Je remercie vivement le professeur HOSONO Sukehiro et madame SHIMOKAWABE Yumi pour leur aide dans l’organisation du voyage de terrain à Hachijō-jima. Je remercie également le maire du village, Monsieur YAMASHITA Tomonari, ainsi que Messieurs HAYASHI et ARAI pour leur accueil, leur logistique et leurs enseignements. Enfin, je remercie les services municipaux pour les données Covid-19 et les témoignages de la situation en temps de crise sanitaire.

Conseils bibliographiques sur le sujet :

Nous renvoyons les lecteurs aux travaux d’anthropologie du professeur Jean-Michel BUTEL (INALCO) sur Hachijō-jima, en particulier sur ses analyses des « Recensions de Hachijō-jima » de Kondō Tomizō.


[1] Il existe en français un site Internet touristique de l’île : https://www.gotokyo.org/fr/destinations/izu-and-ogasawara-islands/hachijojima-island/index.html (dernière consultation : juillet 2023).

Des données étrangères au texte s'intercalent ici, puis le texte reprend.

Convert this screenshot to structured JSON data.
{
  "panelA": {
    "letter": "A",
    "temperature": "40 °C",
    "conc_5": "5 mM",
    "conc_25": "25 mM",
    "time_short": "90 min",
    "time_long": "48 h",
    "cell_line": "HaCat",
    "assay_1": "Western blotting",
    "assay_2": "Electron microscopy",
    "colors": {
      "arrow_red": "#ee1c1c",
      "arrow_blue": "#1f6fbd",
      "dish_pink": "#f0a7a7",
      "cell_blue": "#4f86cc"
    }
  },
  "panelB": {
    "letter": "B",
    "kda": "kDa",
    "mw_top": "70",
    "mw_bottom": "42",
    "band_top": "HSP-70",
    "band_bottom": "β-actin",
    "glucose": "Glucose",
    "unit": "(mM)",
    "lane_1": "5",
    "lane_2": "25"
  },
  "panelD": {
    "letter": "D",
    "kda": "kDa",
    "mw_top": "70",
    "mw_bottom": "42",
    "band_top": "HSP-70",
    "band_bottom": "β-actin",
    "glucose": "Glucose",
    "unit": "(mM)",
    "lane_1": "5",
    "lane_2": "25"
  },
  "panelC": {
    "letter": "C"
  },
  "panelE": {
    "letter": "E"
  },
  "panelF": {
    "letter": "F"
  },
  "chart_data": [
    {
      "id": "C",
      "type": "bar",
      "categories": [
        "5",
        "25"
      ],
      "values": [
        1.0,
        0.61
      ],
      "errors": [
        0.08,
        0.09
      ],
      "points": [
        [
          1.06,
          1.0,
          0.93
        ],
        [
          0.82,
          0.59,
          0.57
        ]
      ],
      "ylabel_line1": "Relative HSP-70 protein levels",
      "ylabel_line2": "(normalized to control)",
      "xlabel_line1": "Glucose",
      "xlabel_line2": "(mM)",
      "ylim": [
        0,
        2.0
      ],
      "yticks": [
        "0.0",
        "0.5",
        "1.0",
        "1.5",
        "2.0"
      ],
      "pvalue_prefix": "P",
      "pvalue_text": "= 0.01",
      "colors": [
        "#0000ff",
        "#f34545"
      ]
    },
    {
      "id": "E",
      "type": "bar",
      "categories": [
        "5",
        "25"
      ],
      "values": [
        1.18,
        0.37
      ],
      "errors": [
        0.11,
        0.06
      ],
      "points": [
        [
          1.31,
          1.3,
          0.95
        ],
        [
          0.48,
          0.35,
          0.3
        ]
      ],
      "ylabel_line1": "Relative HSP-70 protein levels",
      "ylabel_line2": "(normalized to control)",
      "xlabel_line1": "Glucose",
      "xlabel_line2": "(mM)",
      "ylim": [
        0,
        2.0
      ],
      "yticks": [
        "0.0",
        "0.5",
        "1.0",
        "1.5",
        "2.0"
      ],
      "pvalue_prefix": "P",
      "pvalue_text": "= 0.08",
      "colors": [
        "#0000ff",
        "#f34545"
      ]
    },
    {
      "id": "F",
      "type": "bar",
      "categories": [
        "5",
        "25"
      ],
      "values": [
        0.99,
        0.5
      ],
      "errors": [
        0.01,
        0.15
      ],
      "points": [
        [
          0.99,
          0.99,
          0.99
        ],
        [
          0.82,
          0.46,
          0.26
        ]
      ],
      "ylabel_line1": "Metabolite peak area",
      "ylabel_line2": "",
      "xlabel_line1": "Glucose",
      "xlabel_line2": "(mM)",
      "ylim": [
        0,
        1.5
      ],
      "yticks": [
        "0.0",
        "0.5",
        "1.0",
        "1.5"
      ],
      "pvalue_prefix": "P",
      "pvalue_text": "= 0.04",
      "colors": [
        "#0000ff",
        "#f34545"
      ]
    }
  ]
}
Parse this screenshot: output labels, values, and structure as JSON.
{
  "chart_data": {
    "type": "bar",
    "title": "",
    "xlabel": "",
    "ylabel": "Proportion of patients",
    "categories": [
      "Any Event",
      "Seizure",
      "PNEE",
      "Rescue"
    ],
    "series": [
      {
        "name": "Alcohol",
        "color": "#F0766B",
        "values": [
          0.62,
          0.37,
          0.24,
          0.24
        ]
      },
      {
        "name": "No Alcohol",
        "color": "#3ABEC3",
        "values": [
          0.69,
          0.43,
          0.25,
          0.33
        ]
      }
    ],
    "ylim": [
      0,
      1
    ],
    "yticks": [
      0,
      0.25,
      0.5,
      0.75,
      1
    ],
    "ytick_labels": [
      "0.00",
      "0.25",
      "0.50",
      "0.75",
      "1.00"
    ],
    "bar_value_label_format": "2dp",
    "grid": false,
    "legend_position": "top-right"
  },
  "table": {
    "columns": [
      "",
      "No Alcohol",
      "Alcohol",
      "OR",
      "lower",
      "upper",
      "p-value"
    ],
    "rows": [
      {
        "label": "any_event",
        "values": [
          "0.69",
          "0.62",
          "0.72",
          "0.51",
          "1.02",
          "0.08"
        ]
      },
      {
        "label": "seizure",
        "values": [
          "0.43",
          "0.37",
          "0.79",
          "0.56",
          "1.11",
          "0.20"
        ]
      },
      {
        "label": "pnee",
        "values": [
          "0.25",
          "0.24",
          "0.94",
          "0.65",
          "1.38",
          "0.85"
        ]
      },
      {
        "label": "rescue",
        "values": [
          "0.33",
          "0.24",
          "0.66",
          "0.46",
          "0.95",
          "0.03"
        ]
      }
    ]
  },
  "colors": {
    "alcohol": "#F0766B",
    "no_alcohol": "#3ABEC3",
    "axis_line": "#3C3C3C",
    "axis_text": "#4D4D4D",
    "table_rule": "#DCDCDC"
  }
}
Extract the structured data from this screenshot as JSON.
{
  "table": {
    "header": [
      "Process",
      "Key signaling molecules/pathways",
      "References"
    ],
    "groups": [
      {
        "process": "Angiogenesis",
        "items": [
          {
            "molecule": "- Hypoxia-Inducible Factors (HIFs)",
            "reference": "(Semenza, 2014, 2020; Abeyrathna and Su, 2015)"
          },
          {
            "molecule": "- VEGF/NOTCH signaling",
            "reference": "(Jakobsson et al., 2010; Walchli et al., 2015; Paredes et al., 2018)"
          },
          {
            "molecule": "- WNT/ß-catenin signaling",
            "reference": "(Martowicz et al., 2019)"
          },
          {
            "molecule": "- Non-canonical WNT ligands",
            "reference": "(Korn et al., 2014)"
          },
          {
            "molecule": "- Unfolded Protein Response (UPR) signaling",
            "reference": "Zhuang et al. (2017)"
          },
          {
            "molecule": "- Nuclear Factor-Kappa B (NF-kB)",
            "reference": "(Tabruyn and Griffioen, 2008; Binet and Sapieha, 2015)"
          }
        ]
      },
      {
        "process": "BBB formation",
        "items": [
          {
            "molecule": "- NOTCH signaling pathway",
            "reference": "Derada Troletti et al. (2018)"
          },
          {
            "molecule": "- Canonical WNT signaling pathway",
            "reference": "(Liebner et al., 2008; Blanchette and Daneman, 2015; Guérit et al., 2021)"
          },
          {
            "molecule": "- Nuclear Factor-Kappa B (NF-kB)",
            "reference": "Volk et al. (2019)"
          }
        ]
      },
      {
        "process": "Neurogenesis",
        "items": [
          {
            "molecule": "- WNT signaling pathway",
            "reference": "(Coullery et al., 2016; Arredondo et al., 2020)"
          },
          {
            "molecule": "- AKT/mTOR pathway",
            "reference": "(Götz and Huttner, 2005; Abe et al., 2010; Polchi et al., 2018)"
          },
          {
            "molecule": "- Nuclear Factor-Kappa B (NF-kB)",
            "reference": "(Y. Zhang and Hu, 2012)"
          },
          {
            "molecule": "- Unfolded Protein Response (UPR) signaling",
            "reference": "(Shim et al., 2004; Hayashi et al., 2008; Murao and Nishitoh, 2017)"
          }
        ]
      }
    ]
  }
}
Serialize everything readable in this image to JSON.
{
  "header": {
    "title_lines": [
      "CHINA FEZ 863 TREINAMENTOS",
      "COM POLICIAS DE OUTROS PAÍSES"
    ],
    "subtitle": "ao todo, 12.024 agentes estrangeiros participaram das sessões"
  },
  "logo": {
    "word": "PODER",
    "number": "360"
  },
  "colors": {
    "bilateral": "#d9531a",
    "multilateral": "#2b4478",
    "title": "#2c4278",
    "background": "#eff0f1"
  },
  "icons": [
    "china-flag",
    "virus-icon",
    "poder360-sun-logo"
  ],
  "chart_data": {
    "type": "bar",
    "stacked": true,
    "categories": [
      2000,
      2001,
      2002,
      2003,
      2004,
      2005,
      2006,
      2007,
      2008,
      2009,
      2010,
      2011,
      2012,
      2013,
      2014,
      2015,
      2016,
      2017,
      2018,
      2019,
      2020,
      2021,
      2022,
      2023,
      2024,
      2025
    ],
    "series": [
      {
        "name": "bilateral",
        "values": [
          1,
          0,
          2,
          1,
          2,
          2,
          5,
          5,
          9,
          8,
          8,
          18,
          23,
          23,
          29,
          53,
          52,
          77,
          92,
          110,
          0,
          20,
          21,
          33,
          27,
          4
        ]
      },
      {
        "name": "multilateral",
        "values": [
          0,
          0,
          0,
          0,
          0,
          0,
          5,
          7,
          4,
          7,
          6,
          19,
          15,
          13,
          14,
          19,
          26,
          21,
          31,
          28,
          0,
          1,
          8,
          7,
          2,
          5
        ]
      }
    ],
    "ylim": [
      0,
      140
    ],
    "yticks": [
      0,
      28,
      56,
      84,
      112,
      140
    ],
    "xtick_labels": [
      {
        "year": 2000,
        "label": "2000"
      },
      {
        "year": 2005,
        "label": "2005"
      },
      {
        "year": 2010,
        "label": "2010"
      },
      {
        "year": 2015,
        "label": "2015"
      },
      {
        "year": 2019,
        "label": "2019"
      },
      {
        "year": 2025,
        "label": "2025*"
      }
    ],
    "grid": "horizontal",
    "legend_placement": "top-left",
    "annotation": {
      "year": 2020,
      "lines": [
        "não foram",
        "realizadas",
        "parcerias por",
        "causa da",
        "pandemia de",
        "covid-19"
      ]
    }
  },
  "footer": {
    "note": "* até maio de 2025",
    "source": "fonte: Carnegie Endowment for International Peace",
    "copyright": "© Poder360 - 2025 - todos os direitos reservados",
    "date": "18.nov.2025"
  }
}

[2] L’État constructeur est une expression d’économie politique qui réfère aux relations clientélistes que le PLD (parti libéral démocrate) a noué dans la période d’après-guerre avec le secteur de la construction et du BTP. En échange de voix aux élections, le PDL a surinvesti les fonds publics dans les filières de la construction en mettant en avant le développement local. Cela s’est traduit par une bétonnisation très avancée des territoires locaux japonais, et par une sur-représentation du BTP dans l’économie locale (en particulier les emplois, les dépenses publiques, le nombre d’entreprises PME-PMI).